Portanto, estas coisas não são conduzidas de forma amadora. É evidente que há sempre que gerir, de forma sensata e prudente, as narrativas turbulentas e imprevisíveis de certas personalidades políticas — e estou objetivamente a pensar em Donald Trump como o principal ator internacional dessa turbulência e imprevisibilidade. Essas narrativas entram num processo diplomático que exige calma, silêncio, confidencialidade absoluta e respeito por essa confidencialidade. Essas são características fundamentais para se chegar a um acordo.
Quanto à utilização das redes sociais por Donald Trump e por outros atores, parece-me negativa, desnecessária e contraproducente. Introduz na negociação diplomática um ruído de fundo, uma turbulência e uma imprevisibilidade completamente desnecessárias e, na maior parte das vezes, contraproducentes.

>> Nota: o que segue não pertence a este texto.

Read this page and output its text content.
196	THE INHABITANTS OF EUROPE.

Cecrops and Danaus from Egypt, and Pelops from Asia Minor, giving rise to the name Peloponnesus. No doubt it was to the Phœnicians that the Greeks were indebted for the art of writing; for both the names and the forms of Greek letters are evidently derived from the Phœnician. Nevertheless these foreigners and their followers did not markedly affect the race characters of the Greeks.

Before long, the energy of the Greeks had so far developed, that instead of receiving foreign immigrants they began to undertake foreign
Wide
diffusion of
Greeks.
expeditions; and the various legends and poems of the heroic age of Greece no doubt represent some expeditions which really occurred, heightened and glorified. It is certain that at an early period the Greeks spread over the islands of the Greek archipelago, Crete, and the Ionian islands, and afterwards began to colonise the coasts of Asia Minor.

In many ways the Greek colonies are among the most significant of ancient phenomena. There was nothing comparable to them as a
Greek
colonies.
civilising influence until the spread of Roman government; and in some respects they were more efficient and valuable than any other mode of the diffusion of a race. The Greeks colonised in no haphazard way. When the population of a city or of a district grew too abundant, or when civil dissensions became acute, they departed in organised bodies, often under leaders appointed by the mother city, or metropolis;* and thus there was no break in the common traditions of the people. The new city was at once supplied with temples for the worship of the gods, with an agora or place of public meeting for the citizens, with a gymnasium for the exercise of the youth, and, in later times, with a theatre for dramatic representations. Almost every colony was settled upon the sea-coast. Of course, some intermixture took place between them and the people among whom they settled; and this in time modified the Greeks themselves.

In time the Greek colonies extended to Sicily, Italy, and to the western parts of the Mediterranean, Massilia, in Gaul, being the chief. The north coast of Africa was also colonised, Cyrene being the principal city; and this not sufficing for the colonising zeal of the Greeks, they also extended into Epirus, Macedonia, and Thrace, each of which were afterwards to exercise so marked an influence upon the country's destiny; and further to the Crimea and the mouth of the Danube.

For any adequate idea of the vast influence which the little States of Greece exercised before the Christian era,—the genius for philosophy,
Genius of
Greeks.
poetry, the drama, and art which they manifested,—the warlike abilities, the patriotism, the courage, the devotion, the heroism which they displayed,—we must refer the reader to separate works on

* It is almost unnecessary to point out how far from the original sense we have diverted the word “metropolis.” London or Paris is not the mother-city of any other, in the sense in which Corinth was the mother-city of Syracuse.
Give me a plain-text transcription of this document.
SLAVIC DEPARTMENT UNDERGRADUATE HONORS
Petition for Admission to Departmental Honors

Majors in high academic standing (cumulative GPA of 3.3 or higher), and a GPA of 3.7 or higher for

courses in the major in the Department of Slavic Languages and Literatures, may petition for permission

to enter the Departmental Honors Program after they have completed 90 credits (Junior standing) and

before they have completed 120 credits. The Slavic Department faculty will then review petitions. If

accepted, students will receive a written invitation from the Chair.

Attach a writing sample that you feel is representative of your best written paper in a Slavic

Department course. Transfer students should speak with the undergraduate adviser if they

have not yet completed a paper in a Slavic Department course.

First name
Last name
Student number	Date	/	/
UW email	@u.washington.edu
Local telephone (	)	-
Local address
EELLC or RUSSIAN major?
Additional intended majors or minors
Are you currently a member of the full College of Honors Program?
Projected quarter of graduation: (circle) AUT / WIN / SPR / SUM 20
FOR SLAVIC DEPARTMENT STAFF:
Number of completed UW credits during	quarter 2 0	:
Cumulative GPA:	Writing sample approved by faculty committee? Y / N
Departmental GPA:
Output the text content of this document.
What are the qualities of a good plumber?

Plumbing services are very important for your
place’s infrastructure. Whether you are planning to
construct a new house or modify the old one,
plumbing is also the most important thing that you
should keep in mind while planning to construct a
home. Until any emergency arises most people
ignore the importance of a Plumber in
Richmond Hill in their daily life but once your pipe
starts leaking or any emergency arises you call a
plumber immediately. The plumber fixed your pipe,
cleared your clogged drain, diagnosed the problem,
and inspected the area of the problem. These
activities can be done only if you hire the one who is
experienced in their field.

Deixe-me apenas acrescentar uma última nota em relação ao Irão e aos acontecimentos dos últimos meses. Uma das falhas na condução de toda esta política internacional é a constatação de que o regime iraniano se mantém. Não sabemos se tão de pedra e cal como no princípio, ou se mais fragilizado.
As informações que tenho — e certamente não sou o único a tê-las — vão no sentido de que o regime iraniano aproveitou esta crise para silenciar um número muito significativo dos seus opositores. Os relatos que tenho recebido indicam que a repressão se tornou ainda mais feroz durante estas semanas sobre qualquer voz crítica, dissonante ou oposicionista em relação ao regime.
Isso é muito preocupante e muito negativo. Compreendo e partilho a opinião daqueles que dizem que, numa sociedade tão complexa como a iraniana, qualquer mudança de regime terá de vir de dentro e não ser induzida ou imposta de fora. Mas também é evidente que os relatos mais recentes indicam uma eliminação sistemática, mais acelerada do que no passado recente — que já era muito feroz — de figuras que pudessem representar dissonância, discordância ou oposição ao regime.
Nesse aspeto, estou ainda mais preocupado com o que se passa na sociedade iraniana do que estava no início do conflito.